Banca mondiale: entro il 2050 previsto un raddoppio dell’estrazione di materie prime
Un rapporto analizza i passi avanti (e indietro) compiuti dall’Europa sul percorso verso l’economia circolare. Ue leader nel settore, ma i modelli di business circolari devono passare dalla nicchia al mainstream.
“Il nostro modello economico globale dominante ‘take-make-use-waste’ è insostenibile. L'attuale domanda globale di risorse naturali supera la capacità rigenerativa del nostro pianeta, e semplicemente non abbiamo un altro pianeta”. A dichiararlo è Gallina Andronova Vincelette, direttrice della Banca mondiale per l’Unione europea, intervenuta in occasione della pubblicazione del primo rapporto della Banca mondiale sull'economia circolare nell'Ue: "Squaring the circle: policies from Europe's circular economy transition". Il documento richiama l’attenzione sull’insostenibilità del nostro modello di espansione non solo dal punto di vista ambientale, ma anche sotto il profilo della sicurezza economica e sociale. Tanto per dare un numero: a livello globale, l'estrazione di materie prime supera i cento miliardi di tonnellate all'anno. Questa “cifra sbalorditiva” – che, secondo il Rapporto, è destinata a raddoppiare entro il 2050 – è dovuta sia ai livelli elevati di consumo di materiali nei Paesi ad alto reddito sia ai bisogni in rapida crescita delle economie emergenti.
Secondo la Banca mondiale, però, l’Unione europea è un faro nel percorso verso un’economia circolare più diffusa e strutturata. “I Paesi dell'Ue sono leader globali nella promozione della transizione all'economia circolare, dopo averla resa il fulcro della propria strategia di crescita e aver intrapreso un vasto programma di riforme normative”. Negli ultimi due decenni, l'uso di materiali nell'Ue è infatti diminuito complessivamente del 9,4% e la quota di risorse derivate dai rifiuti riciclati è aumentata di quasi il 50%. Tuttavia, sebbene impressionanti, i progressi nella transizione verso un'economia circolare appaiono più limitati, se visti in relazione all'effettiva impronta inquinante dell'Europa.
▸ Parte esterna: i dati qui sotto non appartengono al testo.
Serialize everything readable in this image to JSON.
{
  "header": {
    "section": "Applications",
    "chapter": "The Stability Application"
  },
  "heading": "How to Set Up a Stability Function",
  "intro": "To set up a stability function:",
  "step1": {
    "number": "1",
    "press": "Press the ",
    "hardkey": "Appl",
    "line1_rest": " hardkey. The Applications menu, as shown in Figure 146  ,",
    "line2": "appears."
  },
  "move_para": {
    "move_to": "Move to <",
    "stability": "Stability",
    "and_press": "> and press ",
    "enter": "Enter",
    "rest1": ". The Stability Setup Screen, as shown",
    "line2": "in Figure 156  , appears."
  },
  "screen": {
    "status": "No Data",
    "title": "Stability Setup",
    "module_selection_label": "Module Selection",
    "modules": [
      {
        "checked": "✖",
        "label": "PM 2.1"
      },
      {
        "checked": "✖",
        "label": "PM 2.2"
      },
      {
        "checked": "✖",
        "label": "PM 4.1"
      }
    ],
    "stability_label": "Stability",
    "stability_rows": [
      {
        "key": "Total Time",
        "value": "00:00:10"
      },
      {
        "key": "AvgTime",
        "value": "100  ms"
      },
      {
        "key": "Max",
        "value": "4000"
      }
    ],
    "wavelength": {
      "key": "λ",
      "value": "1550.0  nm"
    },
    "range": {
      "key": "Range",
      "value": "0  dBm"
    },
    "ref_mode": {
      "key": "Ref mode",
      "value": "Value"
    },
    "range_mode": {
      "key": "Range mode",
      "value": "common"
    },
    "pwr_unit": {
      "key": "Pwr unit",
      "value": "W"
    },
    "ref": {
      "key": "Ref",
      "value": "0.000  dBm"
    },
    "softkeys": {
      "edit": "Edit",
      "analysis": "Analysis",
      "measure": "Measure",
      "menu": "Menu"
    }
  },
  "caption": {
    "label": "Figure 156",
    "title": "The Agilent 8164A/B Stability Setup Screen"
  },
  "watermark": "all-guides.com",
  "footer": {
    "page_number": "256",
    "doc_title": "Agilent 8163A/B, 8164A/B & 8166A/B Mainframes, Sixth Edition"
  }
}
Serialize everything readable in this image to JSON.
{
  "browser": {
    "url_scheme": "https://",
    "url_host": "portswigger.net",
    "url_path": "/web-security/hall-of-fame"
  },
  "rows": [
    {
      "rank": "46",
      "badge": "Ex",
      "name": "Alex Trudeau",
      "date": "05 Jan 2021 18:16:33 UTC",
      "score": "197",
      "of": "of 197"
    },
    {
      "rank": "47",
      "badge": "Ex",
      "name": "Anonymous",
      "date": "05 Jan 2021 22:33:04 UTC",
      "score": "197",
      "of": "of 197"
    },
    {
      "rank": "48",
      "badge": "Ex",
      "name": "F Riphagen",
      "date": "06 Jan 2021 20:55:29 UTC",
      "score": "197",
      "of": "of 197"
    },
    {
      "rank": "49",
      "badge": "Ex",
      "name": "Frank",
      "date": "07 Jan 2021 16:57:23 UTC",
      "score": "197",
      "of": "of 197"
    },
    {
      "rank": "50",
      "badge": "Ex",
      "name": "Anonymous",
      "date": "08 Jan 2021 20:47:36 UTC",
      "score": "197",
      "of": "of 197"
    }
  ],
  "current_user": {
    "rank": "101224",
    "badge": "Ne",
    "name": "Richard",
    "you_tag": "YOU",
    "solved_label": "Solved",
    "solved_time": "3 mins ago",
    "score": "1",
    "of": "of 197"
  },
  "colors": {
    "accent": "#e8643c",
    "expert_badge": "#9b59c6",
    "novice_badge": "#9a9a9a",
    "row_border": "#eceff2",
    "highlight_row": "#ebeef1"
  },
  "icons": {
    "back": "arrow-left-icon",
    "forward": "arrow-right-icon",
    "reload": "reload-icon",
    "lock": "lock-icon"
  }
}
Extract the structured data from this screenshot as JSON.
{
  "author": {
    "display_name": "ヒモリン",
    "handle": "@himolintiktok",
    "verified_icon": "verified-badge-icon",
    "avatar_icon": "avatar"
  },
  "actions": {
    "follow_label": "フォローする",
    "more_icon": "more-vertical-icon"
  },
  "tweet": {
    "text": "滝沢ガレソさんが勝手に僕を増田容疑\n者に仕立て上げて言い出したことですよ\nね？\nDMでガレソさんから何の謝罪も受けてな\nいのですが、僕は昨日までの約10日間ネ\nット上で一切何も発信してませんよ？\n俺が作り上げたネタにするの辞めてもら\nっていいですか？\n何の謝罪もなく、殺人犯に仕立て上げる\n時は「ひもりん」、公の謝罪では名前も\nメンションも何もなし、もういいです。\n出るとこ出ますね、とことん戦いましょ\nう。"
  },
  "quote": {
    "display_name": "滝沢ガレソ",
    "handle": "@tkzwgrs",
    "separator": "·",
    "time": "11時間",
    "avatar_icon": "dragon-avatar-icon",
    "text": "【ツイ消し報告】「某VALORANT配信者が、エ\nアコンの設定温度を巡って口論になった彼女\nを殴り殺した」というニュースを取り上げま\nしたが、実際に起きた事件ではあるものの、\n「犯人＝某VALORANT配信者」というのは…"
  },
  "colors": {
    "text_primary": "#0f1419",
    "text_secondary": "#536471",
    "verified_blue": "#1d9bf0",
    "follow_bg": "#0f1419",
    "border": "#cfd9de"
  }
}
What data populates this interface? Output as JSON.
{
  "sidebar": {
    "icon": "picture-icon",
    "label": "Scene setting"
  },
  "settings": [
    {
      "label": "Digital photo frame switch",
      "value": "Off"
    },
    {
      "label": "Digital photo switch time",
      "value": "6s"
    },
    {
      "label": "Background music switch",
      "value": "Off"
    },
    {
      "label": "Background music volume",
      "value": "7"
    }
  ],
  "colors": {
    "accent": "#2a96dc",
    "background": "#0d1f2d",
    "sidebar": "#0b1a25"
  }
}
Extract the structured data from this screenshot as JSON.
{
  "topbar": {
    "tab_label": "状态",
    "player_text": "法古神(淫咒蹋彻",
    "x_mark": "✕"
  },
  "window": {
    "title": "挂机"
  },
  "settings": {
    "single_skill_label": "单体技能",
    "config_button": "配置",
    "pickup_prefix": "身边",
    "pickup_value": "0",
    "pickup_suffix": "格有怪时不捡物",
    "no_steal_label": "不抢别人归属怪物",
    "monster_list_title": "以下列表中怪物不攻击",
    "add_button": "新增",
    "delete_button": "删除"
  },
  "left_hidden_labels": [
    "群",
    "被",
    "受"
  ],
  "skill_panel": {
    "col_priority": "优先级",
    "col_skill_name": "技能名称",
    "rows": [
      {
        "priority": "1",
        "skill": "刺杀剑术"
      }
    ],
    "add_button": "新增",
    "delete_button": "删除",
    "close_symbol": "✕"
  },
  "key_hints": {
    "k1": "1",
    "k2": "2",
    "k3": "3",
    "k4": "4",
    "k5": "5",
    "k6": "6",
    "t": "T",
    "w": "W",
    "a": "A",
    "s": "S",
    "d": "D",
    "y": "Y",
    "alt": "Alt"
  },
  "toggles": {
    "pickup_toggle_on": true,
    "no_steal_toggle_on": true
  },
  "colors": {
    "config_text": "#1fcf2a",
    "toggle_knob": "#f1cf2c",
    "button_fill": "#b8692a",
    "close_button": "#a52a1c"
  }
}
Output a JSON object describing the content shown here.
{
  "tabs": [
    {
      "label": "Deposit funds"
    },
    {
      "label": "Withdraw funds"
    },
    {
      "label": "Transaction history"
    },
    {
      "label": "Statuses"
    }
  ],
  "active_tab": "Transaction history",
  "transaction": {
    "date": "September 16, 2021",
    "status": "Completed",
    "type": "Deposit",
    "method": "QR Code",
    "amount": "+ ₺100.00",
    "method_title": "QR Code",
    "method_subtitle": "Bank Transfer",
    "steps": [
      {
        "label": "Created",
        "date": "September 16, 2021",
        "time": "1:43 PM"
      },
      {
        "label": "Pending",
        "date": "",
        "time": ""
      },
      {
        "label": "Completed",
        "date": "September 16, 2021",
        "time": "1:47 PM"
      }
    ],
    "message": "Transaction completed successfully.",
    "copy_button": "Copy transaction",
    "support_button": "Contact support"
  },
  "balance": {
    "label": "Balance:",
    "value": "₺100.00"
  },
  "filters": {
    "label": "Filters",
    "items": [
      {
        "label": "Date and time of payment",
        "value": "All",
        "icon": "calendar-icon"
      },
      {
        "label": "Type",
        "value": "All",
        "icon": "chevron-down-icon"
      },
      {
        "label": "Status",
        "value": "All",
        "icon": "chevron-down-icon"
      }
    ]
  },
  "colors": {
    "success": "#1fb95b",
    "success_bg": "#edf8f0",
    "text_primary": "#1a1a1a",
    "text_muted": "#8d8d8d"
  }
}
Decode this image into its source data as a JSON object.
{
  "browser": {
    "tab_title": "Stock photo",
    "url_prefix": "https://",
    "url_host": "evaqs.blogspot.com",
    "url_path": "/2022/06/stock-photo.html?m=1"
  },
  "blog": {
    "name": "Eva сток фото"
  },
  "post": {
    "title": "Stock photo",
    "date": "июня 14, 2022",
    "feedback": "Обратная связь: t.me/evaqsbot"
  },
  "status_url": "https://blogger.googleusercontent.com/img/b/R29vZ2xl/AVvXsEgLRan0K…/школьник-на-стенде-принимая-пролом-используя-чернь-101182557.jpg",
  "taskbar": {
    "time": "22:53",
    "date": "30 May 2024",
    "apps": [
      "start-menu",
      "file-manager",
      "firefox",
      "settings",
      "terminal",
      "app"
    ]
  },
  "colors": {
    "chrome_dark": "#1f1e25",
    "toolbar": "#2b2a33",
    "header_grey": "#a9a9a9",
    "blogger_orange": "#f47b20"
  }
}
I materiali riciclati attualmente rappresentano solo l'8,6% delle materie prime totali e la quota di prodotti rigenerati rispetto alla nuova produzione è solo dell'1,9%. Secondo la Banca mondiale, politiche più ambiziose potrebbero ridurre in Europa l'uso aggregato di materiali fino all'11%, dissociando efficacemente la crescita dall'utilizzo di materie prime “entro un decennio”.
“L'Europa è all'avanguardia nella transizione verso l'economia circolare, ma i modelli di business circolari devono passare dalla nicchia al mainstream”, ha aggiunto Vincelette. “La buona notizia è che le giuste politiche, mirate a creare incentivi sulla tariffazione delle risorse naturali, fornire informazioni per un migliore processo decisionale da parte degli attori economici, consentire alle istituzioni di integrare la circolarità come un'agenda dell'intero governo e sbloccare gli investimenti, possono consentire un progresso significativo”.
Il settore privato europeo, rileva il documento, è il motore dell'economia circolare, anche se i modelli aziendali innovativi rimangono limitati in termini di portata, profondità e velocità di adozione. La diffusione media di questi modelli nel mercato oscilla tra il 5 e il 10% e necessita dunque di una più rapida espansione nei prossimi anni.
"Oltre a pagare i costi ambientali del nostro attuale modello lineare, i Paesi in via di sviluppo, in particolare quelli le cui economie sono fortemente concentrate sull’esportazione di materie prime, devono affrontare anche le conseguenze delle politiche di economia circolare imposte nei Paesi ad alto reddito”, ha ricordato Sameh Wahba, direttore regionale per lo sviluppo sostenibile dell'Europa e dell'Asia centrale per la Banca mondiale. “I Paesi in via di sviluppo devono essere al centro della transizione globale verso un'economia più circolare”.
Il Rapporto ha infine rilevato che, in Europa, i costi da sostenere per il disaccoppiamento tra crescita economica e utilizzo dei materiali potrebbero essere compensati attraverso “adeguate politiche fiscali”, volte a spostare il carico fiscale dal lavoro all’estrazione, l’uso e lo spreco di materie prime.